The study of ecological processes in agricultural production systems is known as agroecology. Introducing ecological principles to agroecosystems could lead to unique management techniques that would otherwise be overlooked.
The link between agricultural production systems and ecological processes is known as agroecology. It encompasses all approaches that make agricultural activities more environmentally conscious and sensitive to ecological differences.
It is a multidisciplinary field that encompasses agronomy, agriculture, scientific ecology, economics, and social sciences. It incorporates organic farming, regenerative agriculture, and some permaculture elements, and so contributes to long-term sustainability.
It is defined by a holistic view of agro-food production systems that draws on ecosystem natural elements to enhance them. This helps to reduce environmental demands while preserving ecosystem service renewal capacity.
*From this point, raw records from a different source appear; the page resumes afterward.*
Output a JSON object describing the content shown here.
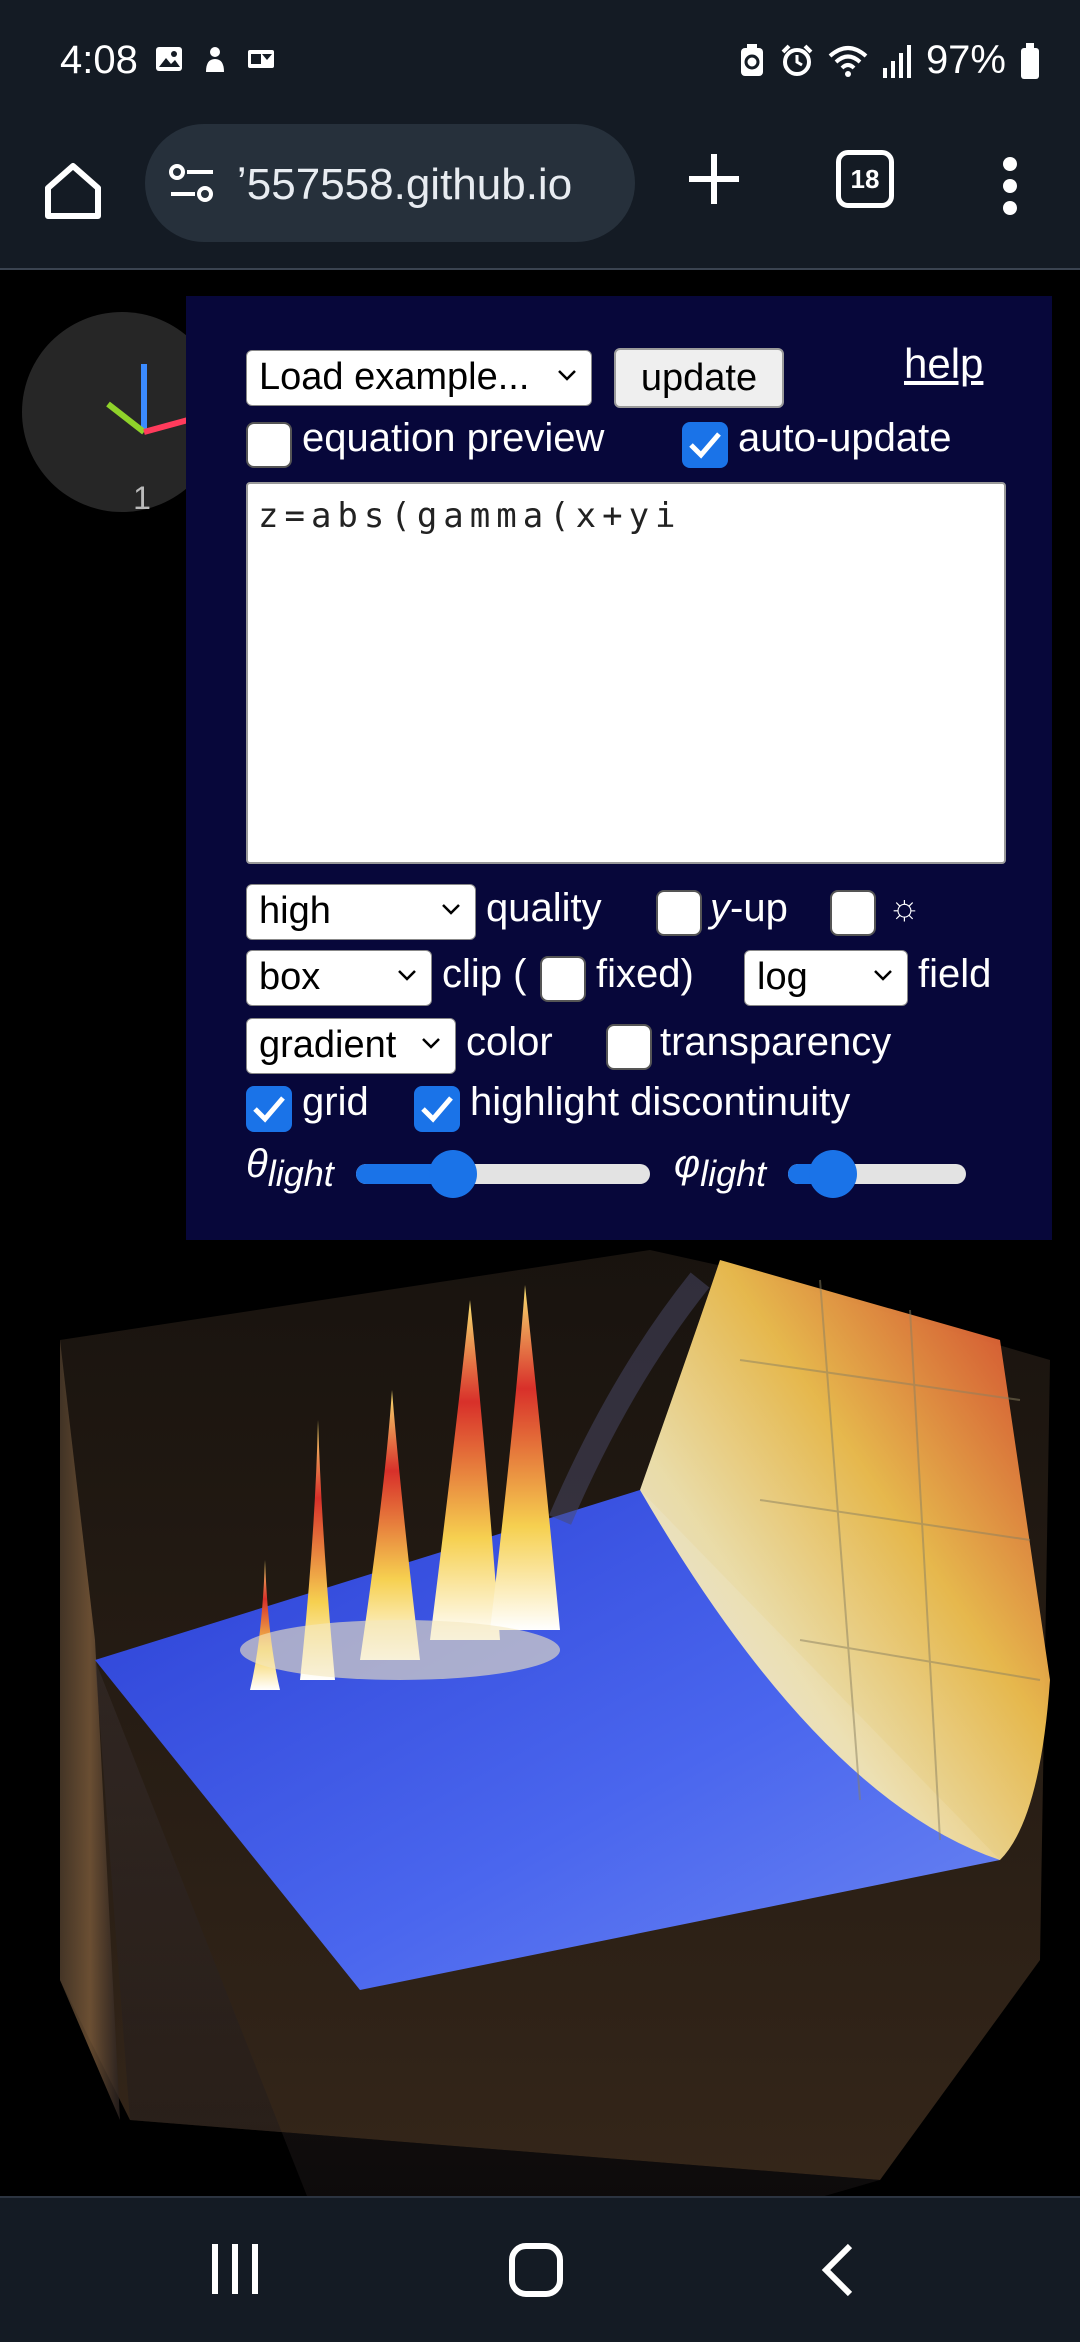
{
  "status": {
    "time": "4:08",
    "battery": "97%",
    "left_icons": [
      "gallery-icon",
      "person-icon",
      "outlook-icon"
    ],
    "right_icons": [
      "battery-saver-icon",
      "alarm-icon",
      "wifi-icon",
      "signal-icon",
      "battery-icon"
    ]
  },
  "browser": {
    "url": "ʼ557558.github.io",
    "tab_count": "18"
  },
  "axes_widget": {
    "count": "1"
  },
  "panel": {
    "example_select": "Load example...",
    "update_label": "update",
    "help_label": "help",
    "equation_preview": {
      "label": "equation preview",
      "checked": false
    },
    "auto_update": {
      "label": "auto-update",
      "checked": true
    },
    "equation": "z=abs(gamma(x+yi",
    "quality_select": "high",
    "quality_label": "quality",
    "y_up": {
      "label_italic": "y",
      "label_rest": "-up",
      "checked": false
    },
    "light_toggle": {
      "label": "☼",
      "checked": false
    },
    "clip_select": "box",
    "clip_label": "clip (",
    "fixed": {
      "label": "fixed)",
      "checked": false
    },
    "field_select": "log",
    "field_label": "field",
    "color_select": "gradient",
    "color_label": "color",
    "transparency": {
      "label": "transparency",
      "checked": false
    },
    "grid": {
      "label": "grid",
      "checked": true
    },
    "highlight": {
      "label": "highlight discontinuity",
      "checked": true
    },
    "theta": {
      "symbol": "θ",
      "sub": "light",
      "value": 0.33
    },
    "phi": {
      "symbol": "φ",
      "sub": "light",
      "value": 0.25
    }
  },
  "colors": {
    "panel_bg": "#07073a",
    "accent": "#1a73e8",
    "surface_blue": "#3a55e6"
  }
}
The principles and their implementation
Agroecology relies on the improvement of agro-food processes as a whole, with the constant goal of enhancing environmental performance, as a systemic approach. These fundamental concepts are put into practice in two ways:
1. at the farm level
- Using infrastructure and cutting plots to facilitate the spread of natural auxiliaries and their relationship to exploited surfaces (hedges, groves, embankments, etc.) while limiting phytosanitary inputs.
- Reintroduction of farmed species’ biodiversity as a means of increasing production and environmental quality
2. at the territorial level
- Creating ecological corridors to improve and facilitate connection between habitats of auxiliary species, such as pollinators.
- Wetlands that are beneficial to biodiversity and water purification should be preserved or redeveloped.
- Consistent cultural methods that take into account a variety of factors such as crop type, crop variety, crop rotations, and agroforestry.
example of agroecology
A great example of agroecology is agroforestry. It’s a method of mixing farming with trees that shows how food production and nature can cohabit.
Farm animals can graze under trees for shade and food, while their dung nourishes the soil. Planting trees on land that would otherwise be used for grain crops can produce alternative crop, such as fruit, nuts, or lumber. The trees’ deep roots help maintain a healthy soil structure, which protects soils from erosion and provides another source of revenue for farmers.
Agroforestry, like many other agroecological methods, is a win-win situation.